The nine French nationals detained included the head of a group called Zoe’s Ark, which said earlier this year it hoped to bring orphans from Darfur to France for adoption.

Spain’s El Pais newspaper quoted on its Web site a Spanish consul in neighbouring Cameroon as saying the seven Spanish nationals detained were crew members and that the charter plane belonged to a Spanish company.

Chad’s interior minister, Ahmat Mahamat Bachir, said on Thursday that some of the 103 children were Chadian, not all were orphans and the operation had no official authorisation.

U.N. Children’s Fund UNICEF was caring for the children on Friday as it tried to establish who they were.

"When the children came out of the plane, many had bandages on their legs and arms and heads, but later when they were taken off, there was nothing (no injuries) there," Jean-Francois Basse, UNICEF senior protection officer for Chad, told Reuters.

"Chadian legislation is very clear and it was not respected.
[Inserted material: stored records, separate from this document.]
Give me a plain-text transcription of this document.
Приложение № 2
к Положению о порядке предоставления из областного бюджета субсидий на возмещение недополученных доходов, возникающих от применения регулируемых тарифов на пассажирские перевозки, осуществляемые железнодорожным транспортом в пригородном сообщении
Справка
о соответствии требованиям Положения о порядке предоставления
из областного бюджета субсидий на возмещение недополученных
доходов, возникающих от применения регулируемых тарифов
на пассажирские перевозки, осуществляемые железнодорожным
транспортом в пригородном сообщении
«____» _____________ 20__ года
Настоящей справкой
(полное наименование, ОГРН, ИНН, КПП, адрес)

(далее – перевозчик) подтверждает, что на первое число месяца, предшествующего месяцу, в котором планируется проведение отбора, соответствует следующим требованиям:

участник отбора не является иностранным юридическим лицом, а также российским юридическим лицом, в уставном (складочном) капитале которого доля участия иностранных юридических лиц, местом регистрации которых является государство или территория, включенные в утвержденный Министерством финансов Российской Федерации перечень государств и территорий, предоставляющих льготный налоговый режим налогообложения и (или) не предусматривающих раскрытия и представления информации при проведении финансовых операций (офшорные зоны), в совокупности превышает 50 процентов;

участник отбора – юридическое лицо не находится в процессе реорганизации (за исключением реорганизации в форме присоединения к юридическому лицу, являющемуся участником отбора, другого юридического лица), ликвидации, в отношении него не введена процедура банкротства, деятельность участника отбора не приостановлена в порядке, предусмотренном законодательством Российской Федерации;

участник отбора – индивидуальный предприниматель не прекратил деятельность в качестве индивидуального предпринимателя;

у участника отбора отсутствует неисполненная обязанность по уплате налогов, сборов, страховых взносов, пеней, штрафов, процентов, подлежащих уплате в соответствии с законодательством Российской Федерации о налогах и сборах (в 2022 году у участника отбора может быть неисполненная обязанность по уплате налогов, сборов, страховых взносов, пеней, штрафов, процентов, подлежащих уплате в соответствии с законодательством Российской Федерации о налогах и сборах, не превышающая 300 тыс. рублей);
What they did was completely illegal … It was the work of an amateur," he said.

The apparent smuggling bid was condemned by French President Nicolas Sarkozy, whose spokesman said the Paris prosecutor’s office had opened an inquiry on Wednesday into "illegal exercise of intermediary activities with the aim of adoption".


The French Foreign Ministry issued a warning about Zoe’s Ark in August, saying there was no guarantee the children were helpless orphans and casting doubt on the project’s legality.

A French diplomat said around 300 families in France and Belgium had paid 2,800 to 6,000 euros ($4,000-8,600) per child to have them flown to an airport in Vatry, east of Paris, where families hoping to welcome them waited all night in vain.

Since the Foreign Ministry’s warning, Zoe’s Ark had stopped saying it aimed to have the children adopted, the diplomat said.

The organisation’s Web site continues to say its plans to bring children from Darfur to Europe are justified by the Geneva Convention and international law.

"Everything was done with the agreement of the French government," Agathe Deregnancourt of the "Group of families for the orphans of Darfur", an umbrella organisation which includes Zoe’s Ark, said on French television channel BFM TV.

"It’s not a question of buying or adopting … families were volunteering to welcome these children into their homes," she said.

Rama Yade, France’s secretary of state for foreign affairs and human rights, was contacted three months ago by Zoe’s Ark, and had warned other government agencies of the "doubtful" nature of the plan, Sarkozy’s office said.

"Taking children away like this is, from my point of view, illegal and irresponsible," Yade was quoted as saying in an interview published in Friday’s Le Parisien newspaper.